£100 bn: the cost of family breakdown?

Published: 4th Nov 2010

The claim: "The Centre for Social Justice estimates, the cost of family breakdown is £20-24 billion. And the Relationships Foundation puts the figure at nearer £40 billion.

"The fact remains that these are huge numbers — yet they represent just the direct costs. The costs to society as a whole through social breakdown, addiction, crime, lost productivity and tax revenues are very difficult to quantify — but research suggests they could be up to £100 billion." - Iain Duncan Smith, Secretary of State for Work and Pensions.

Background

Mr Duncan Smith made these claims during a speech at the Annual General Meeting for relationships charity Relate.

His theme was the importance of the two-parent family, and much of the speech was dedicated to outlining social and financial costs of "family breakdown".

Analysis

The first dilemma arising from the Work and Pensions Secretary's statement is the ambiguity of exactly what he is claiming.

For instance, was the Press Association justified in paraphrase the above quotation and have Mr Duncan Smith implying that "the 'abandoning' of policies that support marriage has cost the country up to £100 billion"?

Similarly, when the Daily Mail headline proclaims the "£100 bn cost of broken homes", is this a fair reflection of the original claim?

A straightforward link is not quite made explicit, but the insinuation that the £100 billion figure is constructed from direct and indirect consequences of "family breakdown" is fairly strong.

Strong enough, Full Fact believes, for the papers to claim legitimacy in their cropping.

Where the notion that broken families come with a £100 billion price tag originates from matters, because somewhere along there way there seems to have been an error: as far as we can discern, there is no clear evidence to support this claim.

The 2006 report from the Centre for Social Justice (CSJ) to which Mr Duncan Smith referred was produced under the auspices of his own Chairmanship.

It was a self-confessedly inexact measure relying on inflations from a previous estimate made six years earlier, but the Welfare Secretary is right that it refers only to direct consequences.

Not so the estimate from the Relationship Foundation.

Their 2007 document aims to "address the costs in five broad areas — tax and benefits, housing, health and social care, criminal justice, and education".

This seems to include many of the categories cited by Iain Duncan Smith in the £100 billion he cites.

If anything, this figure includes some projections that may overstate the total figure.

Several billion pounds of the total arises from the costs of dealing with domestic violence, for which falling marriage rates can hardly take the full blame.

Others are extremely speculative: rising costs of housing the elderly are blamed partly on "relationship breakdown" between parents and their children.

Perhaps most contentiously, the authors consistently assume direct, one-way causal links between family breakdown and social problems.
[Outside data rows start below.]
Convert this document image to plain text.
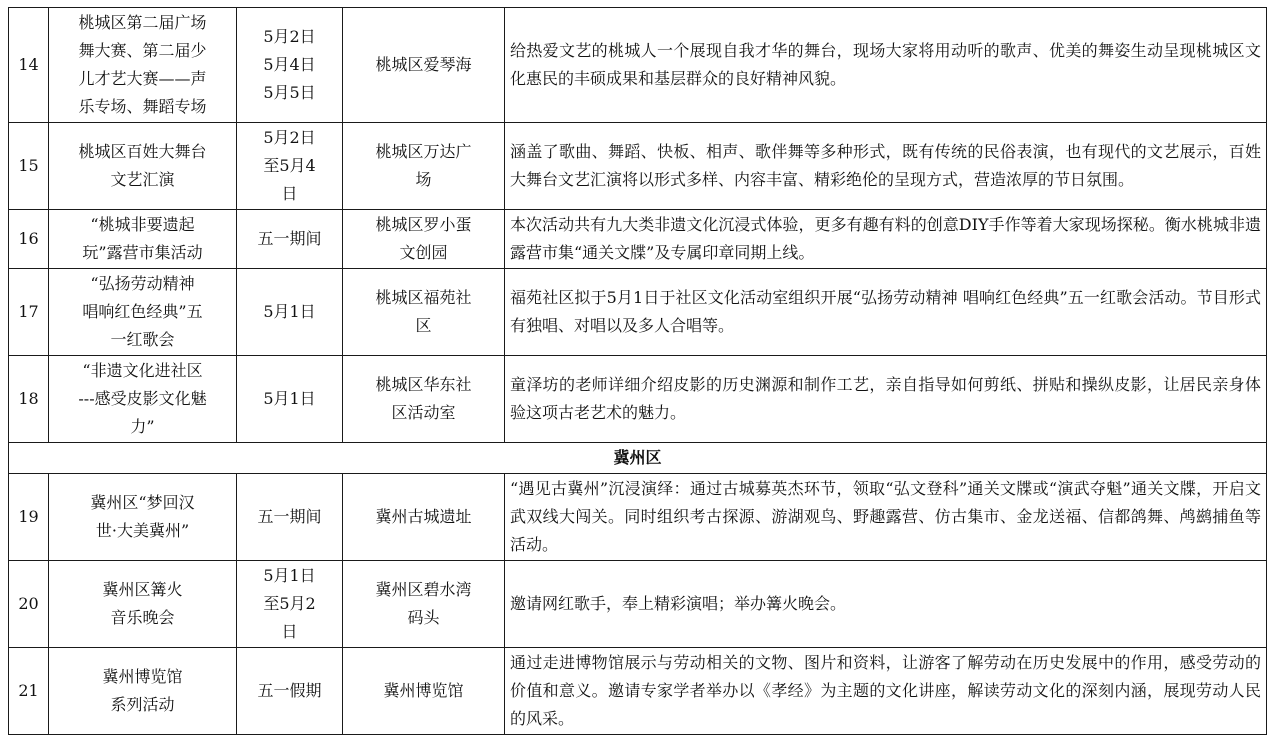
14	桃城区第二届广场
舞大赛、第二届少
儿才艺大赛——声
乐专场、舞蹈专场	5月2日
5月4日
5月5日	桃城区爱琴海	给热爱文艺的桃城人一个展现自我才华的舞台，现场大家将用动听的歌声、优美的舞姿生动呈现桃城区文化惠民的丰硕成果和基层群众的良好精神风貌。
15	桃城区百姓大舞台
文艺汇演	5月2日
至5月4
日	桃城区万达广
场	涵盖了歌曲、舞蹈、快板、相声、歌伴舞等多种形式，既有传统的民俗表演，也有现代的文艺展示，百姓大舞台文艺汇演将以形式多样、内容丰富、精彩绝伦的呈现方式，营造浓厚的节日氛围。
16	“桃城非要遗起
玩”露营市集活动	五一期间	桃城区罗小蛋
文创园	本次活动共有九大类非遗文化沉浸式体验，更多有趣有料的创意DIY手作等着大家现场探秘。衡水桃城非遗露营市集“通关文牒”及专属印章同期上线。
17	“弘扬劳动精神
唱响红色经典”五
一红歌会	5月1日	桃城区福苑社
区	福苑社区拟于5月1日于社区文化活动室组织开展“弘扬劳动精神 唱响红色经典”五一红歌会活动。节目形式有独唱、对唱以及多人合唱等。
18	“非遗文化进社区
---感受皮影文化魅
力”	5月1日	桃城区华东社
区活动室	童泽坊的老师详细介绍皮影的历史渊源和制作工艺，亲自指导如何剪纸、拼贴和操纵皮影，让居民亲身体验这项古老艺术的魅力。
冀州区				
19	冀州区“梦回汉
世·大美冀州”	五一期间	冀州古城遗址	“遇见古冀州”沉浸演绎：通过古城募英杰环节，领取“弘文登科”通关文牒或“演武夺魁”通关文牒，开启文武双线大闯关。同时组织考古探源、游湖观鸟、野趣露营、仿古集市、金龙送福、信都鸽舞、鸬鹚捕鱼等活动。
20	冀州区篝火
音乐晚会	5月1日
至5月2
日	冀州区碧水湾
码头	邀请网红歌手，奉上精彩演唱；举办篝火晚会。
21	冀州博览馆
系列活动	五一假期	冀州博览馆	通过走进博物馆展示与劳动相关的文物、图片和资料，让游客了解劳动在历史发展中的作用，感受劳动的价值和意义。邀请专家学者举办以《孝经》为主题的文化讲座，解读劳动文化的深刻内涵，展现劳动人民的风采。
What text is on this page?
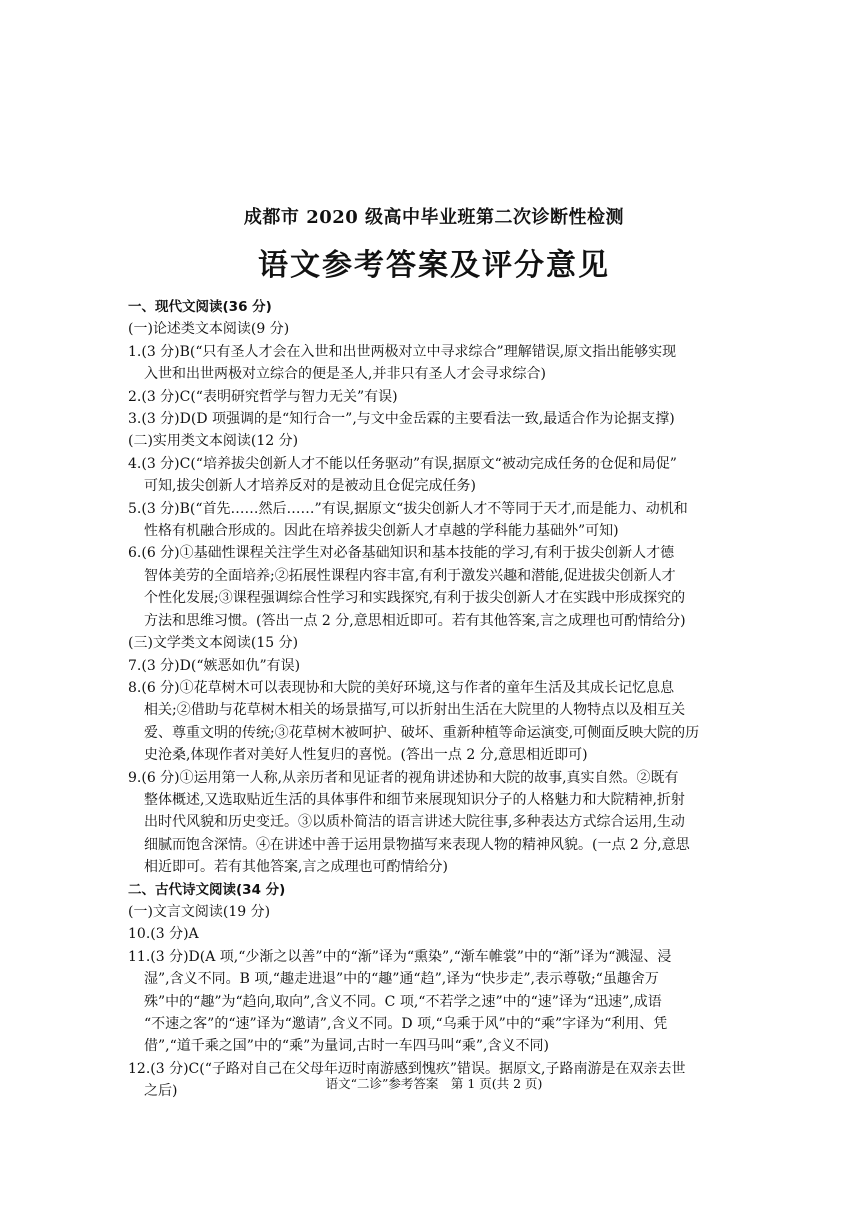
成都市 2020 级高中毕业班第二次诊断性检测
语文参考答案及评分意见
一、现代文阅读(36 分)
(一)论述类文本阅读(9 分)
1.(3 分)B(“只有圣人才会在入世和出世两极对立中寻求综合”理解错误,原文指出能够实现
入世和出世两极对立综合的便是圣人,并非只有圣人才会寻求综合)
2.(3 分)C(“表明研究哲学与智力无关”有误)
3.(3 分)D(D 项强调的是“知行合一”,与文中金岳霖的主要看法一致,最适合作为论据支撑)
(二)实用类文本阅读(12 分)
4.(3 分)C(“培养拔尖创新人才不能以任务驱动”有误,据原文“被动完成任务的仓促和局促”
可知,拔尖创新人才培养反对的是被动且仓促完成任务)
5.(3 分)B(“首先……然后……”有误,据原文“拔尖创新人才不等同于天才,而是能力、动机和
性格有机融合形成的。因此在培养拔尖创新人才卓越的学科能力基础外”可知)
6.(6 分)①基础性课程关注学生对必备基础知识和基本技能的学习,有利于拔尖创新人才德
智体美劳的全面培养;②拓展性课程内容丰富,有利于激发兴趣和潜能,促进拔尖创新人才
个性化发展;③课程强调综合性学习和实践探究,有利于拔尖创新人才在实践中形成探究的
方法和思维习惯。(答出一点 2 分,意思相近即可。若有其他答案,言之成理也可酌情给分)
(三)文学类文本阅读(15 分)
7.(3 分)D(“嫉恶如仇”有误)
8.(6 分)①花草树木可以表现协和大院的美好环境,这与作者的童年生活及其成长记忆息息
相关;②借助与花草树木相关的场景描写,可以折射出生活在大院里的人物特点以及相互关
爱、尊重文明的传统;③花草树木被呵护、破坏、重新种植等命运演变,可侧面反映大院的历
史沧桑,体现作者对美好人性复归的喜悦。(答出一点 2 分,意思相近即可)
9.(6 分)①运用第一人称,从亲历者和见证者的视角讲述协和大院的故事,真实自然。②既有
整体概述,又选取贴近生活的具体事件和细节来展现知识分子的人格魅力和大院精神,折射
出时代风貌和历史变迁。③以质朴简洁的语言讲述大院往事,多种表达方式综合运用,生动
细腻而饱含深情。④在讲述中善于运用景物描写来表现人物的精神风貌。(一点 2 分,意思
相近即可。若有其他答案,言之成理也可酌情给分)
二、古代诗文阅读(34 分)
(一)文言文阅读(19 分)
10.(3 分)A
11.(3 分)D(A 项,“少渐之以善”中的“渐”译为“熏染”,“渐车帷裳”中的“渐”译为“溅湿、浸
湿”,含义不同。B 项,“趣走进退”中的“趣”通“趋”,译为“快步走”,表示尊敬;“虽趣舍万
殊”中的“趣”为“趋向,取向”,含义不同。C 项,“不若学之速”中的“速”译为“迅速”,成语
“不速之客”的“速”译为“邀请”,含义不同。D 项,“乌乘于风”中的“乘”字译为“利用、凭
借”,“道千乘之国”中的“乘”为量词,古时一车四马叫“乘”,含义不同)
12.(3 分)C(“子路对自己在父母年迈时南游感到愧疚”错误。据原文,子路南游是在双亲去世
之后)	语文“二诊”参考答案　第 1 页(共 2 页)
It is quite plausible that much of the causality could act in the opposite direction, or that various "third factors" - whether cultural, socio-economic or otherwise — account for the correlation.

But even if we accepted the Foundation's findings unequivocally, with all their extrapolations for the indirect effects of family breakdown, the total would still only come to £37 billion.

Perhaps Mr Duncan Smith taking this figure and mistakenly double-counting many of the "indirect" consequences that it already includes.

Perhaps he has confused the CSJ's £100 billion estimate for "social breakdown" with the £24 billion estimate for "family breakdown", which was included in this figure.

Or perhaps Full Fact is simply unaware of yet another radically higher estimate of the cost.

We contacted Mr Duncan Smith's office to find out which was the case, but so far we have not heard back from them on this matter.

Conclusion

Without further enlightenment, we can see no reason to accept the claim now in circulation that "broken homes" cost Britain £100 billion.

And whether or not this was indeed what the Work and Pensions Secretary intended to say, his statement did appear to carry this implication. This in turn has given rise to headlines in the press which will receive far more pubic exposure than the original wording.

Given the complex nature of this issue, any projections are bound to include a large amount of assumption and speculation.

Indeed the very CSJ report from which the lower estimate is extracted warns against certainty in this area: "it is impossible to quantify with any accuracy the cost of family breakdown to the Exchequer".

However, these cautions are academic to the claim at hand, since none of the available estimates, however rough, seem to support it.